Art Meets Science
Water drop photography poses two major technical challenges. First, water drops fall very rapidly, and the splashes they make on impact move even faster. A normal photograph of fast-moving water will be very blurry. To freeze the splash, the photographic exposure must be very short; around 100 microseconds. But no camera shutter can operate that quickly. The only way to get such a short exposure is with a very brief pulse of light. Modern flash units put out suitably short pulses if their power is turned way down. If the only light the camera sees is from the flash, the shutter can be left open while the drop falls and the splash forms, then closed after the flash goes off. The part of the splash you see depends on exactly when the flash fires. Second, clear water is very difficult to photograph, and it is not all that interesting to look at except from a scientific perspective. If color is added to the water, or to the light, the splashes show up much better and are more interesting to look at.

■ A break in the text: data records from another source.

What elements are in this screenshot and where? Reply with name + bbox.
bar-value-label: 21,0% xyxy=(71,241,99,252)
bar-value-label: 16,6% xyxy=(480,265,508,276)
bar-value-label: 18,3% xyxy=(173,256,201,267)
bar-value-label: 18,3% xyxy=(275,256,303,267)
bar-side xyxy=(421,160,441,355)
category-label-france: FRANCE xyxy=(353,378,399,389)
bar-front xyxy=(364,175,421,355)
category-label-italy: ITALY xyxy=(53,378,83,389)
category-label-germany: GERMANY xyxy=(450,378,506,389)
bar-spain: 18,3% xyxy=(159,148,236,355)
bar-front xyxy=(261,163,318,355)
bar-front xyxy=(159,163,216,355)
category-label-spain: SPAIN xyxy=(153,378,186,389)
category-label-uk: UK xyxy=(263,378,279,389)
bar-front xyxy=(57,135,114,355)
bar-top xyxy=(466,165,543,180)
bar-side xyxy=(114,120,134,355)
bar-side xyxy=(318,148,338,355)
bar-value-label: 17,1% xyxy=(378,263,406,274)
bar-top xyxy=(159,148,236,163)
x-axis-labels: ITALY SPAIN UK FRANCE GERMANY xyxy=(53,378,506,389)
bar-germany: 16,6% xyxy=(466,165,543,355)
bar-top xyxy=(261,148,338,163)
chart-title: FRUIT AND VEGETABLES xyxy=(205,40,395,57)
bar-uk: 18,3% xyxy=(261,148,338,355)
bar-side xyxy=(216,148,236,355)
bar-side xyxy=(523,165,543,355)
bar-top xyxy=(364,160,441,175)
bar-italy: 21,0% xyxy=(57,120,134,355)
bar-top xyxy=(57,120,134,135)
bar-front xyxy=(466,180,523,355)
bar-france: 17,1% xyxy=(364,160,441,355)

The scientific part of water drop photography is control of the process from when a droplet of water starts falling to when the camera records an image. I use an electronic valve to release a single droplet of water. The falling drop triggers a photocell, which starts an electronic timer. At a predetermined time delay, the flash is fired and the image recorded by the camera. The timer lets me control when the flash is fired. If the flash fires very soon after the drop hits the pan of water, the splash will have a crown-like shape. If the flash is delayed a few hundred milliseconds after the initial impact, the splash will look like a tall spike. If a second drop is released at just the right time, it will collide with the tip of that spike and produce a mushroom-like shape. The shape of the splashes continuously changes as they first form, rise, and then fall back into the pan. Timing of the flash lets one control which shape gets photographed. There is also an element of randomness at work. No two splashes are ever the same, even if the timing is unchanged.

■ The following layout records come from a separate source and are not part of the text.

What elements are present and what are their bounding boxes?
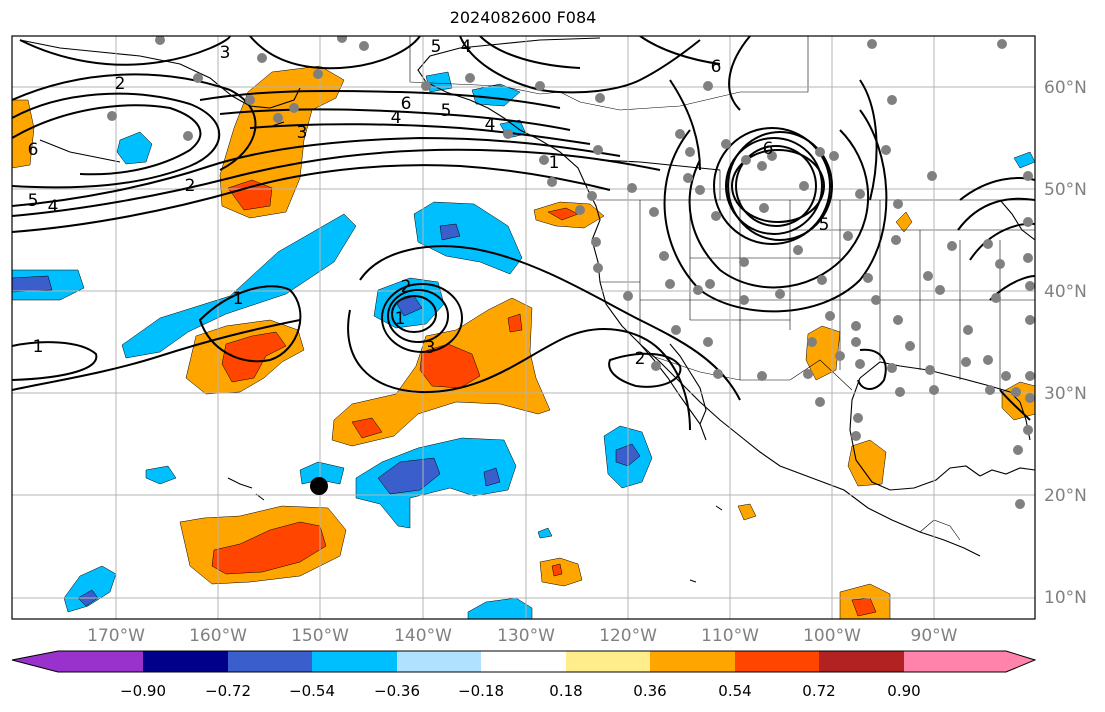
longitude-label: 120°W [599,626,657,646]
positive-anomaly-region [351,417,383,439]
negative-anomaly-region [355,437,517,529]
longitude-label: 90°W [910,626,958,646]
positive-anomaly-region [211,521,327,575]
colorbar-label: 0.72 [802,682,836,700]
colorbar-bin [481,651,566,672]
contour-label: 5 [441,101,452,121]
colorbar-label: 0.54 [718,682,752,700]
colorbar-bin [143,651,228,672]
positive-anomaly-region [419,343,481,389]
contour-label: 2 [635,349,646,369]
station-dots [107,36,1035,509]
colorbar-bin [397,651,481,672]
anomaly-shading [12,65,1035,619]
contour-lines [12,36,1035,431]
contour-label: 3 [297,123,308,143]
positive-anomaly-region [227,179,273,211]
latitude-label: 30°N [1044,384,1087,404]
colorbar-label: −0.54 [289,682,335,700]
contour-label: 2 [185,176,196,196]
latitude-label: 10°N [1044,588,1087,608]
marker-point [310,477,328,495]
negative-anomaly-region [537,527,553,539]
positive-anomaly-region [847,439,887,487]
contour-labels: 2 3 6 6 5 4 2 3 1 4 5 3 2 1 1 2 6 5 4 1 … [28,37,830,369]
negative-anomaly-region [116,131,153,165]
longitude-label: 100°W [803,626,861,646]
contour-label: 4 [461,37,472,57]
negative-anomaly-region [1013,151,1035,169]
longitude-label: 170°W [87,626,145,646]
contour-label: 4 [391,108,402,128]
longitude-label: 160°W [189,626,247,646]
contour-label: 1 [395,309,406,329]
colorbar-label: 0.18 [549,682,583,700]
negative-anomaly-region [467,597,533,619]
colorbar-extend-low [12,651,58,672]
contour-label: 1 [33,337,44,357]
map-title: 2024082600 F084 [449,8,597,27]
longitude-label: 140°W [394,626,452,646]
negative-anomaly-region [63,565,117,613]
positive-anomaly-region [507,313,523,333]
contour-label: 5 [28,191,39,211]
contour-label: 3 [220,43,231,63]
colorbar-outline [11,650,1037,673]
colorbar-bin [819,651,904,672]
longitude-label: 150°W [291,626,349,646]
contour-label: 3 [425,338,436,358]
contour-label: 6 [763,139,774,159]
contour-label: 4 [485,115,496,135]
contour-label: 6 [401,94,412,114]
colorbar-label: −0.18 [458,682,504,700]
colorbar-bin [735,651,819,672]
contour-label: 4 [48,197,59,217]
positive-anomaly-region [221,331,287,383]
colorbar-bin [58,651,143,672]
contour-label: 5 [819,215,830,235]
negative-anomaly-region [12,275,53,293]
positive-anomaly-region [12,99,35,169]
contour-label: 1 [549,153,560,173]
longitude-label: 110°W [701,626,759,646]
contour-label: 5 [431,37,442,57]
negative-anomaly-region [413,201,523,275]
colorbar-label: 0.36 [633,682,667,700]
colorbar-label: −0.90 [120,682,166,700]
latitude-label: 20°N [1044,486,1087,506]
colorbar-bin [650,651,735,672]
colorbar-label: −0.36 [374,682,420,700]
negative-anomaly-region [145,465,177,485]
colorbar-label: 0.90 [887,682,921,700]
negative-anomaly-region [121,213,357,359]
colorbar-bin [566,651,650,672]
contour-label: 2 [401,277,412,297]
colorbar-bin [312,651,397,672]
contour-label: 6 [28,140,39,160]
negative-anomaly-region [377,457,441,495]
colorbar-label: −0.72 [205,682,251,700]
positive-anomaly-region [851,597,877,617]
latitude-label: 40°N [1044,282,1087,302]
colorbar-bin [228,651,312,672]
colorbar-bin [904,651,1006,672]
negative-anomaly-region [439,223,461,241]
colorbar-extend-high [1006,651,1035,672]
latitude-label: 50°N [1044,180,1087,200]
longitude-label: 130°W [497,626,555,646]
contour-label: 1 [233,289,244,309]
negative-anomaly-region [299,461,345,485]
contour-label: 6 [711,57,722,77]
negative-anomaly-region [483,467,501,487]
contour-label: 2 [115,74,126,94]
colorbar [12,651,1035,672]
map-frame [11,35,1036,620]
positive-anomaly-region [895,211,913,233]
positive-anomaly-region [737,503,757,521]
negative-anomaly-region [395,295,423,317]
positive-anomaly-region [551,563,563,577]
latitude-label: 60°N [1044,78,1087,98]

The artistic part of water drop photography is experimenting with the color and chemical properties of the liquids, and with the timing and color of the light from the flashes. The splash shapes are influenced by how far the drops fall and by the depth of liquid in the pan they fall into. Shallow depths result in better crowns; more depth results in better spikes. The splashes can be made taller by reducing the surface tension of the water. The ripples can be smoothed out by increasing the viscosity of the water. Colored dyes in the pan or in the drop result in a mixture of colors in the splash. Different colored filters over the flashes also add color to the splashes or to the background. Combining these factors to create images is an art form, similar to a painter who uses different colors of pigments to create an image.
Photographic Image Processing
The images in the Photo Gallery are real. They are not digitally created. I touch up the images to adjust exposure, remove noise specks, or to crop away parts of the background.
Historical Note on Capturing Water Drops
High-speed flash photography has been used by scientific experimenters since the 1850s to capture images of the splashes made by falling drops of water. The development of the xenon flash tube in the 1930s by Harold Edgerton of MIT was one of the major drivers of modern high-speed photography. More recently, the availability of portable flash units, digital cameras, and microcomputers has brought high-speed photography out of the laboratory.